Porventura mais relevante, também a economia não aguentará que milhares de cocontratantes não sejam imediatamente ressarcidos e os seus contratos redesenhados. Também aqui estamos em estado de emergência e, tal como noutras ocasiões, há que encontrar soluções céleres para que as Partes possam, em primeiro lugar, encontrar soluções consensuais e, caso não seja possível, dirimir conflitos e prosseguir celeremente na execução dos contratos.

É, por isso, essencial que, desde já, se comece a pensar num regime extraordinário de modificação objetiva de contratos públicos, mais generoso nos seus pressupostos e limites, sem amarras escusadas e, sobretudo, que garanta aos operadores públicos a necessária confiança de que não terão, posteriormente, ações de responsabilidade iniciadas pelo Tribunal de Contas.

Adicionalmente, será necessário que caso as Partes não cheguem a uma solução, possam ter uma solução célere para a resolução dos seus conflitos: imaginar as Partes 5, 7 ou mesmo 10 anos em Tribunal com os inerentes custos não é solução, mas um inaceitável bloqueio à economia. Assim, não vemos outra solução que não a criação de um regime – naturalmente excecional – de arbitragem obrigatória (ou a solicitação de uma das Partes) que permita resolver as disputas de forma célere.

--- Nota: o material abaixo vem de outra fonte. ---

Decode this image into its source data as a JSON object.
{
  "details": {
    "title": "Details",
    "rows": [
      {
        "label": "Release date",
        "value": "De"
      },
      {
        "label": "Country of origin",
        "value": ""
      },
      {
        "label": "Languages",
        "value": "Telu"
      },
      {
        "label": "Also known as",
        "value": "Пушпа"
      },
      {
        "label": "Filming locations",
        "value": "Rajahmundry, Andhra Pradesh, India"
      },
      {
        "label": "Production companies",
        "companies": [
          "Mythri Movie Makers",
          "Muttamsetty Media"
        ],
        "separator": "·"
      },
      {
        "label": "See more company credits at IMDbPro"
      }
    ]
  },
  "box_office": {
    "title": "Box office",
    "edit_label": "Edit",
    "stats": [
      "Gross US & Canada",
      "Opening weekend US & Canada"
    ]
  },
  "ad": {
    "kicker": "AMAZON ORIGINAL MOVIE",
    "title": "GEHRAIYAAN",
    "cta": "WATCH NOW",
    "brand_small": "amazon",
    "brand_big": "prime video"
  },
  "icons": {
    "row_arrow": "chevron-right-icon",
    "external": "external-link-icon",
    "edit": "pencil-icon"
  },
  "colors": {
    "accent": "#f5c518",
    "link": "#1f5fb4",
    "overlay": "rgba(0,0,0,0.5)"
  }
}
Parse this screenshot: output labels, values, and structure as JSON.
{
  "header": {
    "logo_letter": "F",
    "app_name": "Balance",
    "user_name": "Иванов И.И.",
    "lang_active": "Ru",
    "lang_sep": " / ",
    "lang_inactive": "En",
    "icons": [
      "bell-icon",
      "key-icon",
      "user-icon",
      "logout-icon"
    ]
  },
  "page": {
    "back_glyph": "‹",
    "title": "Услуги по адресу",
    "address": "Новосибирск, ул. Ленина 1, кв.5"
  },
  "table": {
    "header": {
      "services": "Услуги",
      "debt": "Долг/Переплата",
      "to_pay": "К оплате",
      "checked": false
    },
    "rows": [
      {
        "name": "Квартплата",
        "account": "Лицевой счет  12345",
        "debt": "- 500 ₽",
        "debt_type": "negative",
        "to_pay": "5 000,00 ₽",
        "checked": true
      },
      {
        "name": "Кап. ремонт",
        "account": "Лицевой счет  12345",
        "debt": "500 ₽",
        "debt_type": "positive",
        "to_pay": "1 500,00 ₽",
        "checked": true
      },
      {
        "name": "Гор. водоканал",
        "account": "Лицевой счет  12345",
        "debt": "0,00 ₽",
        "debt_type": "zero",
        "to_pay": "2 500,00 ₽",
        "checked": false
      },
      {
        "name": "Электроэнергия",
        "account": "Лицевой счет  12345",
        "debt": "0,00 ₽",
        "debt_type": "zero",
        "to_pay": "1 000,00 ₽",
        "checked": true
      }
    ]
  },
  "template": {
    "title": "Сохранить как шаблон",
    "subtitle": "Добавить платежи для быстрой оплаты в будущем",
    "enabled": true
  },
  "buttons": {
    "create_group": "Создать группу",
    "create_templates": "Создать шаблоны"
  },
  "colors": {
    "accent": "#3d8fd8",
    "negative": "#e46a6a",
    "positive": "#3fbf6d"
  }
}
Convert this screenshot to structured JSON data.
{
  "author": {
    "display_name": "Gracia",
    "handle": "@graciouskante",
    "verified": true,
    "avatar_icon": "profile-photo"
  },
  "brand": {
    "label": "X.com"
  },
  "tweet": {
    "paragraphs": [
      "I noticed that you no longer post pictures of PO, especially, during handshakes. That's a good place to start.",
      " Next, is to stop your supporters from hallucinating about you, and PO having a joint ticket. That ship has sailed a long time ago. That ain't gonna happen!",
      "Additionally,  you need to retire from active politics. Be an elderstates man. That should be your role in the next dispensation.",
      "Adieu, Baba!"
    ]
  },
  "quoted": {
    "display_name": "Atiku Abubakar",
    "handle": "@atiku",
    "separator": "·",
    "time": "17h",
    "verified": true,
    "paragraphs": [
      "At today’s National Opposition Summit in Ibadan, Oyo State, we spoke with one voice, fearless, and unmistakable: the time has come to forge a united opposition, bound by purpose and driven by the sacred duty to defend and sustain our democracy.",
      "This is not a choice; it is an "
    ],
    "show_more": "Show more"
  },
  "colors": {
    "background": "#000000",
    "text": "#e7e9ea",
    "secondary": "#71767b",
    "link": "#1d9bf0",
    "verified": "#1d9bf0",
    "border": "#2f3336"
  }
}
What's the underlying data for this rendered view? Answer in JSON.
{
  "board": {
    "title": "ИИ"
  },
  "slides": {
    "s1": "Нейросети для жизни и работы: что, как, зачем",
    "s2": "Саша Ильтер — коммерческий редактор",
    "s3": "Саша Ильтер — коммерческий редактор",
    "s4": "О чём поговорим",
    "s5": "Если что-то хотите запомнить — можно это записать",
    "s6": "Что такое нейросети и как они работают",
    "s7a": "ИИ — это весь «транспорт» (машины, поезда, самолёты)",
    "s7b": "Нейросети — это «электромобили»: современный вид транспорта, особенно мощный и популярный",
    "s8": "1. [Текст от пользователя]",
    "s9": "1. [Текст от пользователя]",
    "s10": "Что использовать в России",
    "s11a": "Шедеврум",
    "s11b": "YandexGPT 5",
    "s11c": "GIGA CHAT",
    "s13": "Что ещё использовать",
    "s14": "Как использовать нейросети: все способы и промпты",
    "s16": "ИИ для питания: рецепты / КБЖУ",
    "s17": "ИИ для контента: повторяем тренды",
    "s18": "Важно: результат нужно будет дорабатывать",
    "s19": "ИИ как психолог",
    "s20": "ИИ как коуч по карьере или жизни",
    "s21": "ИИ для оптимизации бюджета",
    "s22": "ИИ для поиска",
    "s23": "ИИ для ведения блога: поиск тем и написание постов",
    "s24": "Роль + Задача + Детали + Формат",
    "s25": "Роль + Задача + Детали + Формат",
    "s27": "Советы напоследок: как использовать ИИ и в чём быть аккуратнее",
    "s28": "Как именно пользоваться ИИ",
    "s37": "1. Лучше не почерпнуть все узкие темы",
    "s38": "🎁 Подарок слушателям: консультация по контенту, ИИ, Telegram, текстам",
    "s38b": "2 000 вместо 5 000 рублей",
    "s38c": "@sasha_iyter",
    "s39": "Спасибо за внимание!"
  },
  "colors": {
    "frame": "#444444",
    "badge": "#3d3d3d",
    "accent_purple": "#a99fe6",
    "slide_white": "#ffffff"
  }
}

Mas não tenhamos dúvidas: ambos os regimes propostos serão complexos, delicados e com vários constrangimentos (desde logo decorrentes da legislação comunitária) e, porventura, interesses contraditórios. É imperioso começar agora.

Muito se tem escrito sobre estes os dois regimes recentemente aprovados e, porventura sobretudo, sobre as dificuldades práticas na sua conjugação: como se compreenderá são Diplomas de entidades diferentes, elaborados em tempo recorde e, por conseguinte, porventura, sem a necessária maturação das suas soluções.

Por isso mesmo, cremos que, agora, é já o momento oportuno para pôr os olhos no futuro, delineando soluções eficazes para minimizar os inevitáveis constrangimentos decorrentes destes novos tempos, o que implica soluções pensadas, maturadas e, porventura, um ajuste às regras existentes.